Most of the women had left, only a few remained far down the creek, speaking quietly. The dusk had deepened around her and urgency gripped Emma as her feet turned back toward the wagon. Whether it was the fear of the unknown wilderness, or fear for the man, she didn’t know.

Ben had pitched the family tent near the wagon and stood nearby, for once away from Abby.

“You should send someone for a doctor.”

Ben frowned and she rushed on, “Some of the other travelers we’ve passed said there are doctors traveling with other trains. If someone took a horse and rode ahead, we could find one and bring him back—”

“Emma, it’s almost full dark.”

“In the morning, then,” she insisted. “Nathan—” She only realized she’d used his name when Ben’s frown deepened. “Mr. Reed’s symptoms are not the same as the children’s.”

Now Ben crossed his arms over his chest. How could she convince her brother of the danger Nathan was in?

“He has measles. He’s broken out in the rash. But his unnatural fever and now his cough—those aren’t from the measles.”

“If he’s developed some other disease, you shouldn’t be around him,” Ben said, worry now creasing his brow. He started toward the wagon, taking a step and then pausing. Likely he’d just remembered his fiancée was the one in the wagon with Nathan.

“I doubt he’s contagious,” she said, and hoped with all her might that it was true. “But he needs doctoring—more than I know how to do.”

After all, she was just a woman. Not even trained to be a nurse.

She could feel Ben’s perusal and she didn’t know if he could see her expression as it was falling dark around them. As it was, it took all her might to maintain a calm facade when she wanted to demand him to understand and listen to her.

“If he isn’t better in the morning, I’ll consider it.”

It wasn’t enough. But it was something. “Thank you. I’ll relieve Abby. I’m sure you want to say good-night.”

Nathan’s condition hadn’t changed when she changed places with Abby in the wagon bed.

She prayed over him as she settled into the wagon. Her heart was fluttering, pulse thrumming.

He moaned again, his head turning toward her. Was he rousing?

His eyes didn’t open. But his lips formed a word.

“Beth…”

* * *

Nathan burned. Had he died and now was being punished for his sins?

His entire body was weighted down as though he’d been buried in a rock slide.

He rolled his head to the side, seeking some relief. The movement seemed to seep all of his energy away. And it didn’t help. The oppressive heat and darkness remained.

From far away—a memory, or reality?—he heard a laugh. It sounded like Beth.

“Beth!” he called out for her, but in his weakness he couldn’t be sure if anything emerged from his mouth at all.

A memory flickered through his consciousness, a remembrance of her as a teen, looking over her shoulder and laughing. Probably at him. He’d always been able to make his sister laugh. Until the end.

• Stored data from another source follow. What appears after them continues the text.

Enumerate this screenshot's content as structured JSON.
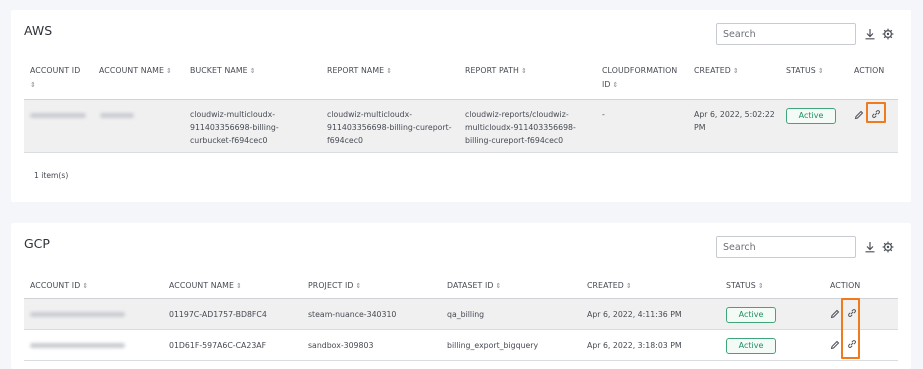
{
  "aws": {
    "title": "AWS",
    "search_placeholder": "Search",
    "columns": [
      "ACCOUNT ID",
      "ACCOUNT NAME",
      "BUCKET NAME",
      "REPORT NAME",
      "REPORT PATH",
      "CLOUDFORMATION ID",
      "CREATED",
      "STATUS",
      "ACTION"
    ],
    "rows": [
      {
        "bucket_name": [
          "cloudwiz-multicloudx-",
          "911403356698-billing-",
          "curbucket-f694cec0"
        ],
        "report_name": [
          "cloudwiz-multicloudx-",
          "911403356698-billing-cureport-",
          "f694cec0"
        ],
        "report_path": [
          "cloudwiz-reports/cloudwiz-",
          "multicloudx-911403356698-",
          "billing-cureport-f694cec0"
        ],
        "cloudformation_id": "-",
        "created": [
          "Apr 6, 2022, 5:02:22",
          "PM"
        ],
        "status": "Active"
      }
    ],
    "footer": "1 item(s)"
  },
  "gcp": {
    "title": "GCP",
    "search_placeholder": "Search",
    "columns": [
      "ACCOUNT ID",
      "ACCOUNT NAME",
      "PROJECT ID",
      "DATASET ID",
      "CREATED",
      "STATUS",
      "ACTION"
    ],
    "rows": [
      {
        "account_name": "01197C-AD1757-BD8FC4",
        "project_id": "steam-nuance-340310",
        "dataset_id": "qa_billing",
        "created": "Apr 6, 2022, 4:11:36 PM",
        "status": "Active"
      },
      {
        "account_name": "01D61F-597A6C-CA23AF",
        "project_id": "sandbox-309803",
        "dataset_id": "billing_export_bigquery",
        "created": "Apr 6, 2022, 3:18:03 PM",
        "status": "Active"
      }
    ]
  },
  "icons": {
    "download": "download-icon",
    "settings": "gear-icon",
    "edit": "pencil-icon",
    "link": "link-icon",
    "sort": "sort-icon"
  },
  "colors": {
    "status_active": "#1f8f60",
    "highlight": "#f07a1e",
    "row_shade": "#f0f0f1"
  },
  "sort_glyph": "⇕"
}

Another memory flitted through him, but this one stuck. The awful moment when he’d found her crumpled in a pool of her own blood. One hand protectively clutching her stomach—he hadn’t found out until later that she’d been trying to protect the babe in her womb from the violent blows its father had delivered.

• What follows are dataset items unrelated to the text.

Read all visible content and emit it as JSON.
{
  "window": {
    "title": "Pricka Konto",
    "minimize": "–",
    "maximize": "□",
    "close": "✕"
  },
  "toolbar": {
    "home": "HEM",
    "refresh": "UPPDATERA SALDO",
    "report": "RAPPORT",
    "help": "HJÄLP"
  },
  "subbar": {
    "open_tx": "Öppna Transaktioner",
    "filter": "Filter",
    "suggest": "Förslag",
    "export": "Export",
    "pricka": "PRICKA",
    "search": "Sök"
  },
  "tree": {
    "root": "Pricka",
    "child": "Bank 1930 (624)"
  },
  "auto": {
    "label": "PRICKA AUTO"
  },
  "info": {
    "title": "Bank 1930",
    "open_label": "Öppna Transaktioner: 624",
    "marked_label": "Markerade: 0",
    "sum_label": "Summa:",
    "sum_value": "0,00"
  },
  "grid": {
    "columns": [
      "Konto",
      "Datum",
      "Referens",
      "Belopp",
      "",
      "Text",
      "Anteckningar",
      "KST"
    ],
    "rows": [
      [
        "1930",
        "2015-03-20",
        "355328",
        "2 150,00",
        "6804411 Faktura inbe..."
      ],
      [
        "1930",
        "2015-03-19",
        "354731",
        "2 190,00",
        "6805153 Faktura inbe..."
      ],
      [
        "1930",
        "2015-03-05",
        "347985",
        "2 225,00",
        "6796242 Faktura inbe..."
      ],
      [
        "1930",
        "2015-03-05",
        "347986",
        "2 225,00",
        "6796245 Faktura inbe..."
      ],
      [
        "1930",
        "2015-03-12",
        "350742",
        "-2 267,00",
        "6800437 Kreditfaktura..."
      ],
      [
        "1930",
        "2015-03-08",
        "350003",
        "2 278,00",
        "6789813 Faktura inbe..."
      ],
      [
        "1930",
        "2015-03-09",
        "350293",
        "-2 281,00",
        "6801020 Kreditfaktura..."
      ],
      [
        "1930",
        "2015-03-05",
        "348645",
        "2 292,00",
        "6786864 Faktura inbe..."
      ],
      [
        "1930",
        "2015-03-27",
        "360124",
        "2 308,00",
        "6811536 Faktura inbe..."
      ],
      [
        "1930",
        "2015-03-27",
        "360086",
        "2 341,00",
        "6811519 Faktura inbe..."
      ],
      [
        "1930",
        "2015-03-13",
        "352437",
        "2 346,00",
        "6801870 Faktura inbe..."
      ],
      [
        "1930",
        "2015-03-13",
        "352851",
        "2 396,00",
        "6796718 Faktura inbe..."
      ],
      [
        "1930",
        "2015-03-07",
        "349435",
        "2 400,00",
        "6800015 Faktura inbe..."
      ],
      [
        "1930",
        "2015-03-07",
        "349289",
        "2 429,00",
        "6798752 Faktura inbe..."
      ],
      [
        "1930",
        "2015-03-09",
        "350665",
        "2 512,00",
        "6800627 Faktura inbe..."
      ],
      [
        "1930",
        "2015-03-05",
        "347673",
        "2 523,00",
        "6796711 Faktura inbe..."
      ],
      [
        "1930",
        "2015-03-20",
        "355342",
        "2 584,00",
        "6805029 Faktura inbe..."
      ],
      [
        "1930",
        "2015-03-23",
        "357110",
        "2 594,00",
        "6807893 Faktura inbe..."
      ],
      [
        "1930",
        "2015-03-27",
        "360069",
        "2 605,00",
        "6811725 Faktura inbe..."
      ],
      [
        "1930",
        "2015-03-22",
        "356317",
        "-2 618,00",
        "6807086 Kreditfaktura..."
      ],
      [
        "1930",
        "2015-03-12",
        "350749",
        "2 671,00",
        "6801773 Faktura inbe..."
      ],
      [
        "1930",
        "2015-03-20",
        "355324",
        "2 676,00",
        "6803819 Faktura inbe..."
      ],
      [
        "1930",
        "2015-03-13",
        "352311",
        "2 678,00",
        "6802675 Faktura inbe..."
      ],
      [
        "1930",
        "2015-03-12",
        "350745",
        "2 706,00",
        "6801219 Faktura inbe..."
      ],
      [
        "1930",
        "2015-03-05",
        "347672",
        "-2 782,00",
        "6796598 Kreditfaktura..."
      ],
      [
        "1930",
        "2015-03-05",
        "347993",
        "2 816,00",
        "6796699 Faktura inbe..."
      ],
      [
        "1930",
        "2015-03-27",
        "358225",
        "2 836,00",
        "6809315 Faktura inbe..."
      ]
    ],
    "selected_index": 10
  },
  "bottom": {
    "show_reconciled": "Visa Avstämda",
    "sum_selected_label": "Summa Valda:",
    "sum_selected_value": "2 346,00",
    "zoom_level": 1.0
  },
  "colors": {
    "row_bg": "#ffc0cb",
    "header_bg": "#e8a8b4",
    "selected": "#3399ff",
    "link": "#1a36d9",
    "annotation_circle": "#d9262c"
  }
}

She’d asked Nathan for help earlier, asked him for money to buy a train ticket. She’d been desperate for escape, willing to go anywhere.

“Beth,” he cried out again, the name ripped from his lips, from his very soul.

She had been the only good thing in his life.

And he’d failed her.

If this was the end of him, he deserved this torture, the all-consuming darkness. Why hadn’t he taken Beth away himself? He’d been younger, but he still could’ve protected her from that brute who was her husband. But she’d been afraid, too afraid to stay close. She’d wanted distance.

And with no education and no connections to recommend him, jobs were scarce. He hadn’t been able to round up funds in time to save her.

She’d died because of him.

“Forgive me…”

But she’d gone, or her memory had, and only the darkness remained.

What would her son have been like? Or daughter? Beth had been full of life and laughter. She’d always known how to tease him out of a bad mood. She’d been the only one to tell him he didn’t have to turn out like their father—a tyrant with an affinity for moonshine and a horrible temper—or the man she had married young to escape. She’d believed in Nathan.